Menurut Soeprapto (1993), bahwa hasil perombakan bahan-bahan organik, bagian tanaman yang membusuk (berbau seperti rumput ”grassy”), garam-garam mineral, besi oksida (Fe2O3) dan mangan merupakan penyebab rasa dan bau pada air.
Bahan Padatan
Padatan di dalam limbah cair pada umumnya dibedakan atas padatan total, padatan yang dapat mengendap, padatan yang dapat difiltrasi dan padatan tersuspensi. Padatan tersuspensi diartikan sebagai padatan yang tidak dapat difiltrasi. Padatan yang terlarut atau tersuspensi merupakan partikel yaang sangat halus di dalam cairan. Sebagian besar teknik penentuan yang standar untuk memisahkan padatan yang tidak dapat difiltrasi dari padatan yang dapat difiltrasi adalah dengan melewatkan cairan melalui membran filter yang halus, yang terbuat dari bahan gelas / kaca berserat. Padatan yang tidak terfiltrasi mampu melewati filter. Setelah disaring kemudian dipanaskan atau dikeringkan pada suhu 103 – 1050C, sehingga diperoleh berat kering total dari padatan tersuspensi (TSS) (Allen dan Mancy di dalam Ciacco,1993).
Benda padat tersuspensi mewakili satu per tiga sampai dua per lima dari seluruh benda padat, sedangkan benda padat yang terlarut mewakili tiga per lima sampai dua per tiga dari padatan total.
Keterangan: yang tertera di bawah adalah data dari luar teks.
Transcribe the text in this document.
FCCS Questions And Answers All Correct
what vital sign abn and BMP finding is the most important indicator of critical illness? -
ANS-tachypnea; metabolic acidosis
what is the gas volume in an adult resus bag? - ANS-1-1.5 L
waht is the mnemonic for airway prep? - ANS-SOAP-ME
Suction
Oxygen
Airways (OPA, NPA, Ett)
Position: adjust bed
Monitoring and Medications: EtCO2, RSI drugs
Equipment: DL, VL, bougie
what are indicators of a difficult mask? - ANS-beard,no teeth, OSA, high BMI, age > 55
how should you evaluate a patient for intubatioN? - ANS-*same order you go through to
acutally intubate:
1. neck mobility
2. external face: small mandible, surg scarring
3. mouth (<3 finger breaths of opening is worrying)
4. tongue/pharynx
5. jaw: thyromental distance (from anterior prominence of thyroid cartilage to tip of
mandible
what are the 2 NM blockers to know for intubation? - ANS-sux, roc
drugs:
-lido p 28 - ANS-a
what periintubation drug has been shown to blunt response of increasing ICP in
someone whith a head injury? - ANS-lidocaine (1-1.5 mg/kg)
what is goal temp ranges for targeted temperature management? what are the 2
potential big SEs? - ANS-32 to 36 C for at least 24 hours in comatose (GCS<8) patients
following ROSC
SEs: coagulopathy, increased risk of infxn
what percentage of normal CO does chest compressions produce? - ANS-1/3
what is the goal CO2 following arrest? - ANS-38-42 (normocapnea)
Benda padat biasanya terdiri atas sepertiga bagian bahan organik dan dua pertiga bagian lainnya yang merupakan bahan anorganik. Pengetahuan tentang benda padat merupakan suatu penelitian yang penting dalam penanganan air limbah. Adanya benda padat merupakan petunjuk langsung dari kotoran yang dapat dibuang secara sedimentasi atau pengendapan sederhana, terutama benda-benda padat yang mempunyai densitas lebih besar dari air (Mahida, 1992).
Kekeruhan
Menurut Wardoyo (1996), kekeruhan tidak selalu berkorelasi dengan kadar padatan tersuspensi yang terdapat di dalam air. Hal ini disebabkan oleh pembauran dan penyerapan cahaya serta dipengaruhi oleh bentuk, ukuran dan indeks refraksi partikel yang melayang dalam air, tetapi tidak berkaitan langsung dengan bobot partikel padatan yang tersuspensi. Kekeruhan air adalah pencerminan sifat optik air yang menyebabkan cahaya dibaurkan, diserap dan ditransmisikan secara lurus melalui contoh air.
Kesadahan
Kesadahan air hampir seluruhnya ditentukan oleh adanya garam-garam kalsium dan magnesium dalam bentuk karbonat atau sulfat dan adanya karbonat bebas serta Natrium klorida yang dapat meningkatkan kesadahan air. Kesadahan air dinyatakan sebagai Kalsium karbonat (CaCO3)mg/l. Kesadahan air dibedakan menjadi dua yaitu kesadahan sementara atau kesadahan karbonat dan kesadahan tetap atau kesadahan non karbonat. Kesadahan karbonat disebabkan oleh karbonat dan bikarbonat dari ion kalsium dan magnesium sedangkan kesadahan non karbonat disebabkan oleh garam kalsium dan magnesium dalam bentuk garam-garam sulfat, klorida dan nitat. Berdasarkan kisarannya, tingkat kesadahan air dinyatakan dalam jumlah CaCO3 (mg/l) (Jenie dan Fardiaz, 1998).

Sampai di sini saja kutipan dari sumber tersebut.